Sometimes the explanations are very confusing, especially to non-English audience. Sometimes, the choosing of words make the entire explanation confuse, like in "test of pregnancy" and "test of probability" later are referred to as simply "test". Which test?
• Hi Marcello!

Good question. The threshold is chosen by the statistician. That's also why we always have to mention it. When we say "this experiment was significant at the 5% level", the audience knows that we chose a threshold of 5%.
• I didn't get the threshold thing here. In the video, Sal said if the threshold is 50%, it is very likely to happen and if its 25% then its less likely to happen. I thought if the probability we get after re-randomizing the previous experiment data is greater than the threshold then we assume our null hypothesis (Bus A is faster than Bus B) to be true.
So, if threshold is 50% or 25% and the probability we got is 9.3%, the chance of Bus A being faster than Bus B is very unlikely and we reject our hypothesis. Do correct me here, I'm probably wrong.
• > "the chance of Bus A being faster than Bus B is very unlikely and we reject our hypothesis"

There's a key element you're missing. Our hypothesis is that the two bus routes do not have different population median travel times. If our hypothesis is wrong, then Bus A is generally faster than Bus B, and so that fact explains the faster time for Bus A. But under our hypothesis, there is no reason that Bus A should tend to be quicker, so the fact that Bus A had a sample median that was 8 minutes faster than Bus B is purely a result of chance - random variation.

In the re-randomization, we simulate a distribution of the difference in medians - this is a set of possible values that we could have observed if the two bus routes had equal medians, with more likely values showing up more often. If you've seen some of the other Statistics videos, it's comparable to the Sampling Distribution of the Sample Mean. We use this distribution to find the probability of Bus A being at least 8 minutes faster than Bus B under the assumption that the two routes have no difference.
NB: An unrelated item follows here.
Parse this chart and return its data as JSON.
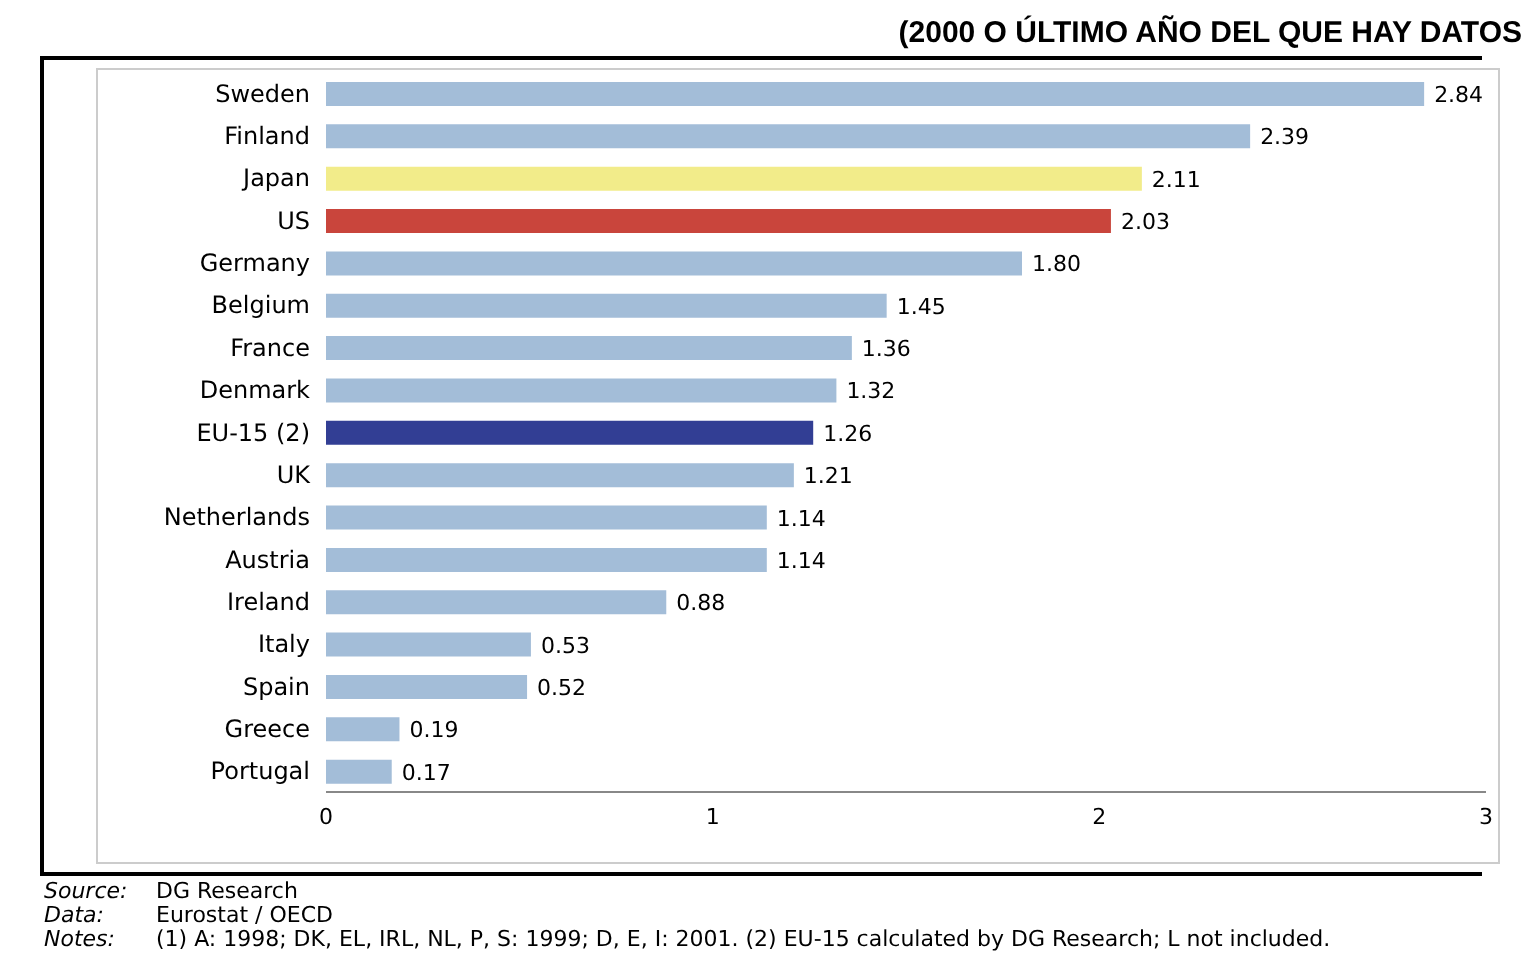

The observed value, the 8 minutes difference, is derived from reality. It's what really happened. If Bus A is faster, this will be a larger number. The simulated distribution is forced to obey our hypothesis, that neither route is quicker. If there is only a small probability of the observed result when comparing against the simulated distribution, then we know that our hypothesis doesn't really reflect reality (or put another way: reality conflicts with our hypothesis), and we would claim that the hypothesis is wrong, and that one of the routes is indeed quicker than the other.
• In statistical studies like this, how would one know when to use the median vs the mean? Conceptually, what would analyzing the mean have given different from analyzing the median?
• When the data are skewed or contain outliers, the mean tends to be a poorer measure of center than the median. It is still sometimes preferable to use the mean instead of the median (due to some other properties, such as the sampling distribution of the sample mean being asymptotically normal).